We had annual function at our village school. Father thought it a suitable occasion to launch his son’s prodigious talent. Rehearsals were taking place for various events. Amit, dholak, Father and many of us reached the rehearsal venue and Father promised the teacher in-charge that he should be prepared for the performance of his life. It was early winter time and a soft sun beat on the grass of the lawn. Amit sat with his dholak in the middle and dozens of us formed a circle around him. The teachers were all attention with their arms crossed over chests. Amit took a long pause like a great artist. After all it was an all-important audition. But no beat would emerge. He got stage fright. Father nudged him many times but the little performer had surrendered. He won’t beat the drum and won’t shout. At least the teachers’ eardrums were spared of an assault. It was highly embarrassing for Father. He smiled apologetically. All of us walked very dejectedly to our house. Father continued with his lecture about talents and guts to show them. Amit felt very low for a day or two and kept a very low profile. He even abdicated the leadership position among the neighborhood urchins. Then Grandfather, much in good faith, requested him to sign off the day at night with a ragini. Amit seemed to pound his embarrassment upon the dholak. He shouted well and gave quite forceful strikes. The dholak burst. That was the end of musical talent in Father’s gang.  

In surprising disproportion to his medium height and slight built, Father possessed an amazing athletic talent during youth. When Amit grew to be a nicely built lanky lad by the time he finished his school, Father’s talent-seeking streak smelt an amazing athletic talent in his younger son. One fine day Father took him to the uneven ground outside the village and asked him to run at his full speed and then take a long jump in the sand pit. He appeared sure that his son will show enough athletic potential to at least cross the family mark in running and jumping. Amit looked a strong lad with long limbs, large feet, nicely jutting out knees—all the hallmarks of famed African distance runners. However, God has been very kind in gracing him with a restful demeanor. To be at peace is a precious gift. But in competitive sports you have to be a restless beast. So despite Father’s shrillest call to prompt his son for a lightening start like a deck-based fighter jet taking off from an aircraft carrier, Amit gently lumbered like an over-loaded cargo train. The historical jump broke the entire range of athletic dreams nurtured by Father. Father was considerably frail by this time—thanks to his philosophical resignation with life, the vacuum being filled with incessant smoking and serial slaying of teacups after teacups through the day. He looked sure that even he—at his physical worst—would have run faster and jumped better than his finely growing son. He was wise enough to accept the reality. That was the end of athletic strains still held up in his consciousness. He never ever asked any of us to run or jump again.

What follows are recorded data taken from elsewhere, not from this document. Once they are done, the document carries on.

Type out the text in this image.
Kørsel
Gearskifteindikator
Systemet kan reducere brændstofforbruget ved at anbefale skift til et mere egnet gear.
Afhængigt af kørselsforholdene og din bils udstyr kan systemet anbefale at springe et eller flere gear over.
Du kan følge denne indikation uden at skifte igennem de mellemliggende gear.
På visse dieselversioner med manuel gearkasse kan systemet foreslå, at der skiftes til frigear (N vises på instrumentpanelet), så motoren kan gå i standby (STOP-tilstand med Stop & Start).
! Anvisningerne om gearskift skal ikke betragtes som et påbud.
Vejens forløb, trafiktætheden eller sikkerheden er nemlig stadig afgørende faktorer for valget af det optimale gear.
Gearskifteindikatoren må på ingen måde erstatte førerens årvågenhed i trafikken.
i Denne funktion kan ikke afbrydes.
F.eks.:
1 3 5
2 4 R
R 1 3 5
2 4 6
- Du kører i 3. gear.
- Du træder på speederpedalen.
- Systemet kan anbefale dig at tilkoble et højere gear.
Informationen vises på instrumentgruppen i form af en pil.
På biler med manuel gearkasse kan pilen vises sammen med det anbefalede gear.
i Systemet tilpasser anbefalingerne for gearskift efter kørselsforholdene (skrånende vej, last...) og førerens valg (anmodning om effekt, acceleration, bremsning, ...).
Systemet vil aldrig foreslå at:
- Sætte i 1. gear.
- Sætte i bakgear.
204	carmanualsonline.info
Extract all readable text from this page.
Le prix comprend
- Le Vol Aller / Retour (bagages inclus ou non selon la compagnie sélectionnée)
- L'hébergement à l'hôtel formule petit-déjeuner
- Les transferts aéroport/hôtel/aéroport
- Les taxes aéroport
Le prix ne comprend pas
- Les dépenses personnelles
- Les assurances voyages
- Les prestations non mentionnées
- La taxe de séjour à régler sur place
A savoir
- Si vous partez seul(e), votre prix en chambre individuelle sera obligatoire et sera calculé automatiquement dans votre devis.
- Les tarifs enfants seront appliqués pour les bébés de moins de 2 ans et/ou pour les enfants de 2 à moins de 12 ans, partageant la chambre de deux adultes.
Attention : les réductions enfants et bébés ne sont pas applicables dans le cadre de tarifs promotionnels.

He was but bound by patriarchy and didn’t try enough to spot any talent in our sisters. Had he tried, at least our younger sister would have been a good weightlifter, boxer or wrestler, given her great strength and stamina. Sadly her potential remained untried and untested. All disappointed with life, and broken by the absence of any talent in his sons, Father would at least accept the latent (unharnessed) talent in our younger sister. ‘I would have died far happier if Binny was a boy and all you three just comely girls!’ he would say. That was his acceptance that he had failed to seek talent where it really existed among his children. By the time he realized it, it was too late. I also feel that maybe Father was bound by the thick chains of patriarchy in the rural farming society where seeking talent among girls was totally absent during those times. Thank God things have changed now and many girls from the villages are making a good name for their talent.